Rival Parties React With Mixed Sympathy
Reactions among Spahn's political rivals have been mixed rather than uniformly hostile. Greens leader Felix Banaszak said he personally wished Spahn and his husband well, though he argued Spahn should still come forward and address the situation publicly, since the ethical questions surrounding surrogacy were "not trivial." Health spokesman Janosch Dahmen went further, framing the controversy as a matter of political consistency rather than the birth of the child itself, saying that "anyone who advocates for rules politically should be able to explain clearly why those rules apparently do not apply to them personally." From the liberal FDP, Henning Höne said he could not respect politicians who pass laws at home only to "evade them internationally with money and contacts."
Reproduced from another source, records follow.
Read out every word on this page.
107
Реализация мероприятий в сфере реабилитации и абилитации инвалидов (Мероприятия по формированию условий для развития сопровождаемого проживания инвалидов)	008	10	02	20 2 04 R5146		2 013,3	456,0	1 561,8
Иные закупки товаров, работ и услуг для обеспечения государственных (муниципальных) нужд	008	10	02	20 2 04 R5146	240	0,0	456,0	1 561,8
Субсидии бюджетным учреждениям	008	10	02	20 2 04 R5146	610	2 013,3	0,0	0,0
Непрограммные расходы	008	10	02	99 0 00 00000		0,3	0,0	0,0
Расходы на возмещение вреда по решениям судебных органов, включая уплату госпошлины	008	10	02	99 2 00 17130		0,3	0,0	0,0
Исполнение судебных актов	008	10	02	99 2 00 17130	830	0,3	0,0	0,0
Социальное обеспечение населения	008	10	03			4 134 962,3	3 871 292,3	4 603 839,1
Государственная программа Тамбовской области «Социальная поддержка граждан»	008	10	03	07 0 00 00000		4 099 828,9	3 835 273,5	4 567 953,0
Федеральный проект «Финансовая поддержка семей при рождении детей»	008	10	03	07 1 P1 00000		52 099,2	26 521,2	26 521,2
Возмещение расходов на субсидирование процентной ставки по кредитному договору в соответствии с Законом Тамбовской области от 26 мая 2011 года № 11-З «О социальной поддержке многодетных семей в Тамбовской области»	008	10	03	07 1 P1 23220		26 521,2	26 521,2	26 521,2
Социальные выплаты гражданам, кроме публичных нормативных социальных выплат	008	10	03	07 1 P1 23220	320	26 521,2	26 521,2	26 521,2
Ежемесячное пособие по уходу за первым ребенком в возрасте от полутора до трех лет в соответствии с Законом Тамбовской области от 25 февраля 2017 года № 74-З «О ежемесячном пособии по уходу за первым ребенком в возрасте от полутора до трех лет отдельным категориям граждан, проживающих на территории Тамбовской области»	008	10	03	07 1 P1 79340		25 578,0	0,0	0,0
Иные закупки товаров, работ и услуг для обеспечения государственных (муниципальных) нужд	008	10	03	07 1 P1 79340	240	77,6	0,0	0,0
The Harshest Words Come From Inside His Own Party
The most damaging criticism, though, has come from inside Spahn's own political family rather than from his opponents. Marion Rosin, a CDU figure in the state of Thuringia and part of the party's Women's Union, argued that politicians who set standards for others must be measured by those same standards, warning that "if that credibility is gone, resignation is a matter of consequence." Daniel Peters, a senior CDU figure in the northern state of Mecklenburg-Western Pomerania, told Bild that Spahn's position was "no longer tenable and he must resign." Peters argued it was simply wrong for Spahn to have sidestepped German law in his own private life while continuing to vote a different way on behalf of his party, effectively treating the ban as optional for himself but binding for everyone else. Klaus Holetschek, a leading figure in the CSU, the CDU's sister party in Bavaria, struck a more measured tone, telling a news agency that he respected the couple's private decision and congratulated them on becoming parents. Even so, he made clear the party's official position had not moved an inch, saying "what is banned in Germany remains banned, and we won't waver on that."
With criticism now arriving from allies as much as from opponents, Spahn faces a test of whether he can keep separating his personal choices from the policy positions he continues to defend in public, and whether colleagues inside his own CDU and CSU will accept that distinction or keep pushing, as Peters already has, for him to step down altogether.